Foreword by Guillermo del Toro

Published by Insight Editions


The Art of Puss in Boots Book Review by Erin V.  

At times drawing inspiration from the character of Zorro (as played by Antonio Bandaras, also the voice of Puss), and the spaghetti western movies of Sergio Leone, the goal was to make Puss in Boots stand alone from the Shrek movies, where the character was first introduced.

The landscapes this time around are washed in warmer palettes with many red and yellow tones, designed full of latin flavour, and more realistic at times than Shrek, all while still retaining the fairy tale and fantastical elements of Puss’ world.  To paraphrase what producer Joe M. Aguilar says at the beginning of this book, they ‘wanted to make sure the movie stayed away from the usual earmarks of a spin-off’ – and in my opinion, they wildly succeeded.
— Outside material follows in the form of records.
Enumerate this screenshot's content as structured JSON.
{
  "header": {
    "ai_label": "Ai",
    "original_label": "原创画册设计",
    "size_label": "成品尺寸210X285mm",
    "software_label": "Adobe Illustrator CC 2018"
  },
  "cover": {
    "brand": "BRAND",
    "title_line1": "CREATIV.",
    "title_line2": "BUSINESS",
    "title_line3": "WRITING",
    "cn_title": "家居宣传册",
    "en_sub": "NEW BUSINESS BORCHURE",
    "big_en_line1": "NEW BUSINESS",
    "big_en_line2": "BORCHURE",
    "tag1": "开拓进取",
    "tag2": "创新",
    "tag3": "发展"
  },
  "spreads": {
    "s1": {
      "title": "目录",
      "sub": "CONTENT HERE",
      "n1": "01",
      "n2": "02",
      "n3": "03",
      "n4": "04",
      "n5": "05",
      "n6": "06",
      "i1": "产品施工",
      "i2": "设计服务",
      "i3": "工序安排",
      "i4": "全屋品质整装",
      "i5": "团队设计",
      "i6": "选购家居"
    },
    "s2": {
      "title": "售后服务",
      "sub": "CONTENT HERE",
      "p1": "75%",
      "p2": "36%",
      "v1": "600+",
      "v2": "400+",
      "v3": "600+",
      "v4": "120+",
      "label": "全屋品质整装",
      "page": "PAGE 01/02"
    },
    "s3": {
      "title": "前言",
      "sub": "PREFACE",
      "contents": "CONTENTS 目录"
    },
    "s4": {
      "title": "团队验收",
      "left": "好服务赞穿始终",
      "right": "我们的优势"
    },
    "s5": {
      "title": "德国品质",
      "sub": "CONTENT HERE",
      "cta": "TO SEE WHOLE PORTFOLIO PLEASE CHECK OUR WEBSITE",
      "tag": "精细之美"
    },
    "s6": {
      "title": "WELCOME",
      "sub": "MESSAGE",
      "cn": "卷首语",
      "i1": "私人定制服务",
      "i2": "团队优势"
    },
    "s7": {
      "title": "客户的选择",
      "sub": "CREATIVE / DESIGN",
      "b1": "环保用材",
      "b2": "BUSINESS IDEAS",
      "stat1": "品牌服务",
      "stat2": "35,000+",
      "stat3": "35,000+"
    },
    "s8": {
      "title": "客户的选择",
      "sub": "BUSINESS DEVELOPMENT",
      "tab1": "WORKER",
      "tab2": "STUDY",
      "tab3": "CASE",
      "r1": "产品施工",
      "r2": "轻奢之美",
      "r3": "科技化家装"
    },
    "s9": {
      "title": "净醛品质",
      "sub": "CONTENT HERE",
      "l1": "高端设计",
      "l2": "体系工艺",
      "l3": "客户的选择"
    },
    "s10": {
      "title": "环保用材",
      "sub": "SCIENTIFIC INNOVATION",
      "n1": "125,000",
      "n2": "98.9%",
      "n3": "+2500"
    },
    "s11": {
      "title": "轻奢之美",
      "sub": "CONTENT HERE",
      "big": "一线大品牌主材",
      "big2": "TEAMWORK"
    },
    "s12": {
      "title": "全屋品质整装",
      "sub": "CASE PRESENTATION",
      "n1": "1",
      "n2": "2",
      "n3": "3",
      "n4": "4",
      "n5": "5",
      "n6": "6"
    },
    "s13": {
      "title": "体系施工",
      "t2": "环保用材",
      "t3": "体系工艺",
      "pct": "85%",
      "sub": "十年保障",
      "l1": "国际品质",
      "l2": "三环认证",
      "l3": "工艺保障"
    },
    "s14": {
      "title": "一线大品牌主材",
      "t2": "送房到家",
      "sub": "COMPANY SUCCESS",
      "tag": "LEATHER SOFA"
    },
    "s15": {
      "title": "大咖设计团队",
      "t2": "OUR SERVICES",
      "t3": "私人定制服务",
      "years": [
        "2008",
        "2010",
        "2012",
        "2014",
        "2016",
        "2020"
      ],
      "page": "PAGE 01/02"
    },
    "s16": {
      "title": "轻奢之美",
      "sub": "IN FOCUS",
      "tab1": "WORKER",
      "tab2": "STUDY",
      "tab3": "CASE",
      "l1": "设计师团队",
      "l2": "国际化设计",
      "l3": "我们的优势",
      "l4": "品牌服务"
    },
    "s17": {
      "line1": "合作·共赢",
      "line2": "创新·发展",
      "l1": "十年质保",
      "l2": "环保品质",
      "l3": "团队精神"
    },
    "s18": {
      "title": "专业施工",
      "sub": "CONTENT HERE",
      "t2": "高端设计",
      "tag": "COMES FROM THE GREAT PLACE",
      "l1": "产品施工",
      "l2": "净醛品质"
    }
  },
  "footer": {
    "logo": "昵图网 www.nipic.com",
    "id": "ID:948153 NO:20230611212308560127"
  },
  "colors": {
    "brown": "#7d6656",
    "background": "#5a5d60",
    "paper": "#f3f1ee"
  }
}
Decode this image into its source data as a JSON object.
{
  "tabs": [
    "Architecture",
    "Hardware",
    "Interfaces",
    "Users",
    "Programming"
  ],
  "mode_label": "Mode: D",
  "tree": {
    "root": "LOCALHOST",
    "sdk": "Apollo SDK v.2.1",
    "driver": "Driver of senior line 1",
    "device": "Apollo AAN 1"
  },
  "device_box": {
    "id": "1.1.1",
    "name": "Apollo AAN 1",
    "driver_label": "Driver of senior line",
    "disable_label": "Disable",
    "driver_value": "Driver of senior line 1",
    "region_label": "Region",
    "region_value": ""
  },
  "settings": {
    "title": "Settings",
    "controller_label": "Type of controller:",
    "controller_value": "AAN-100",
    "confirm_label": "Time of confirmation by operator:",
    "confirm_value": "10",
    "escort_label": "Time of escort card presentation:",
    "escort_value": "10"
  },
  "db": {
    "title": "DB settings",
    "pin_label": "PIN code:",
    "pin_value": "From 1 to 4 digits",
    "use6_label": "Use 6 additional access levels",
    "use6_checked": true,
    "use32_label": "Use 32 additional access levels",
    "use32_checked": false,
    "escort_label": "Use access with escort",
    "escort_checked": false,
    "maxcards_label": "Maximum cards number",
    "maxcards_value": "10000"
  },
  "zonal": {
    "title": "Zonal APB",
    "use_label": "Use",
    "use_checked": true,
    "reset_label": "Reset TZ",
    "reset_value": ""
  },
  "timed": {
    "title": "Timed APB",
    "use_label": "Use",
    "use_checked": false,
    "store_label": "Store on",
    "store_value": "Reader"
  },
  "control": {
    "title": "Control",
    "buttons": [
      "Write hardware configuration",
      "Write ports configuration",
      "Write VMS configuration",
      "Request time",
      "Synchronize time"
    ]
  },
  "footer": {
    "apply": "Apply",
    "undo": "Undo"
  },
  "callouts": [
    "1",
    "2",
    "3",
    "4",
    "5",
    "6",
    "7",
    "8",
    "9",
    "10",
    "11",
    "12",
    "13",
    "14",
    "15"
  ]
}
After a Foreword by Guillermo del Toro, and an informative introduction, The Art of Puss in Boots is divided neatly into three basic sections.  Characters, Locations, and a brief third chapter entitled ‘Bringing It All Together’ – which profiles from start to finish the making of the ‘dance-fight’ scene between Puss and Kitty.  Although this last one is a short section, it is very interesting to get an idea of the many steps involved in the process of creating a single scene or sequence.

For the characters section, we get a couple pages with a bit of text and ample images for each main character, as well as a few of the background ones.  The progression is interesting to see, particularly in the designing of the new characters, and how their look changed to fit the story as it expanded as well.  But by far the longest section in this book falls to the locations.  Covering over 70 of the 152 pages, we get an in-depth look at building designs, landscapes, as well as locations that were scrapped from earlier versions of the script.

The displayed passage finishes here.